Table 5: MDS coordinates used for plotting the distances using Poisson Distance

# Separate the annotation factor (as the variable name is used as label)
groups <- factor(rep(1:4, each=3), 
                 labels = c("di_IPSC", "tri_IPSC", "di_NEUR", "tri_NEUR"))
coldata <- names(counts)

# Create the plot using ggplot
ggplot(mdsPoisData, aes(x_coord, y_coord, color = groups, label = coldata)) + 
  geom_text(size = 4) +
  ggtitle('Multi Dimensional Scaling') +
  labs(x = "Poisson Distance", y = "Poisson Distance") +
  theme_bw()
Multi Dimensional Scaling - Poisson Distance for all samples

Figure 3.5: Multi Dimensional Scaling - Poisson Distance for all samples 

## Using base-R plot and legend functions:
# plot(mdsPoisData, col=rep(myColors, each=3), pch=20, lwd=2)
# legend(x=-20000, y=11000, legend = levels(groups), col=myColors, pch=20)
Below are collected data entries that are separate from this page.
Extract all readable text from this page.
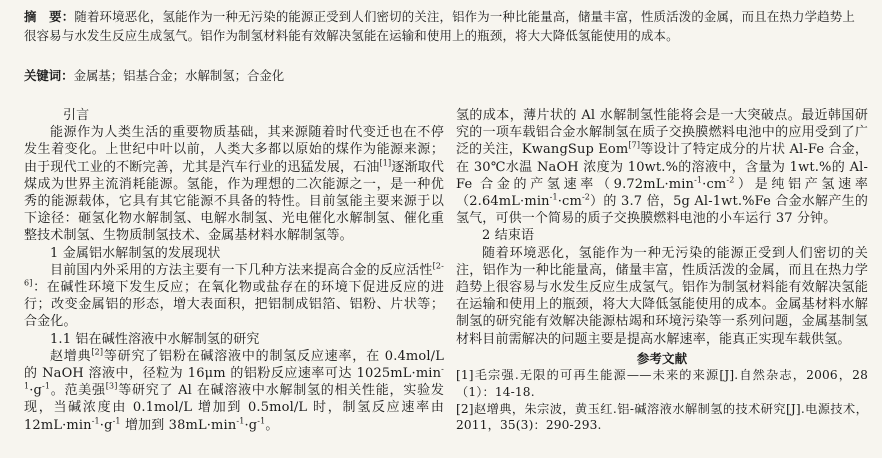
摘　要：随着环境恶化，氢能作为一种无污染的能源正受到人们密切的关注，铝作为一种比能量高，储量丰富，性质活泼的金属，而且在热力学趋势上很容易与水发生反应生成氢气。铝作为制氢材料能有效解决氢能在运输和使用上的瓶颈，将大大降低氢能使用的成本。
关键词：金属基；铝基合金；水解制氢；合金化

引言

能源作为人类生活的重要物质基础，其来源随着时代变迁也在不停发生着变化。上世纪中叶以前，人类大多都以原始的煤作为能源来源；由于现代工业的不断完善，尤其是汽车行业的迅猛发展，石油[1]逐渐取代煤成为世界主流消耗能源。氢能，作为理想的二次能源之一，是一种优秀的能源载体，它具有其它能源不具备的特性。目前氢能主要来源于以下途径：砸氢化物水解制氢、电解水制氢、光电催化水解制氢、催化重整技术制氢、生物质制氢技术、金属基材料水解制氢等。

1 金属铝水解制氢的发展现状

目前国内外采用的方法主要有一下几种方法来提高合金的反应活性[2-6]：在碱性环境下发生反应；在氧化物或盐存在的环境下促进反应的进行；改变金属铝的形态，增大表面积，把铝制成铝箔、铝粉、片状等；合金化。

1.1 铝在碱性溶液中水解制氢的研究

赵增典[2]等研究了铝粉在碱溶液中的制氢反应速率，在 0.4mol/L 的 NaOH 溶液中，径粒为 16μm 的铝粉反应速率可达 $1025mL\cdot\min^{-1}\cdot g^{-1}$。范美强[3]等研究了 Al 在碱溶液中水解制氢的相关性能，实验发现，当碱浓度由 0.1mol/L 增加到 0.5mol/L 时，制氢反应速率由 $12mL\cdot\min^{-1}\cdot g^{-1}$ 增加到 $38mL\cdot\min^{-1}\cdot g^{-1}$。

氢的成本，薄片状的 Al 水解制氢性能将会是一大突破点。最近韩国研究的一项车载铝合金水解制氢在质子交换膜燃料电池中的应用受到了广泛的关注，KwangSup Eom[7]等设计了特定成分的片状 Al-Fe 合金，在 30℃水温 NaOH 浓度为 10wt.%的溶液中，含量为 1wt.%的 Al-Fe 合金的产氢速率$(9.72mL\cdot\min^{-1}\cdot cm^{-2})$是纯铝产氢速率$(2.64mL\cdot\min^{-1}\cdot cm^{-2})$的 3.7 倍，5g Al-1wt.%Fe 合金水解产生的氢气，可供一个简易的质子交换膜燃料电池的小车运行 37 分钟。

2 结束语

随着环境恶化，氢能作为一种无污染的能源正受到人们密切的关注，铝作为一种比能量高，储量丰富，性质活泼的金属，而且在热力学趋势上很容易与水发生反应生成氢气。铝作为制氢材料能有效解决氢能在运输和使用上的瓶颈，将大大降低氢能使用的成本。金属基材料水解制氢的研究能有效解决能源枯竭和环境污染等一系列问题，金属基制氢材料目前需解决的问题主要是提高水解速率，能真正实现车载供氢。

参考文献

[1]毛宗强.无限的可再生能源——未来的来源[J].自然杂志，2006，28（1）：14-18.

[2]赵增典，朱宗波，黄玉红.铝-碱溶液水解制氢的技术研究[J].电源技术，2011，35(3)：290-293.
We clearly see a separation on cell type and a less clear separation on ploidy. The spread within the disomic groups is much lower compared to the trisomic groups. Note that the y-axis range is about a 4th of the x-axis range. The sample di_NEUR_r3 shows a large difference in the MDS plot. Once we have a set of genes identified as being differentially expressed we could repeat this step with the expectation of a more clear clustering.

3.5 Cleaning Data

Conclude this chapter by cleaning your dataset if the visualizations show the necessity for this. Cleaning in this case means removing complete samples if they can be classified as an outlier within its group. As with most tasks during this course, there is no clear advice on when to decide to remove one or more samples. The only clear rule is that each group must retain at least three samples. If one of the three samples visibly deviates from the other replicates, even after normalization, it will stay in your data set and it should be mentioned in your analysis report/ final article that noise may be introduced by this sample. Note: Once you are satisfied with the data and reported on your findings, we do not return to any of these steps in the next chapters. If there are mentions of creating a heatmap for instance, this means a heatmap of expression data instead of the sample distances we’ve shown in this chapter.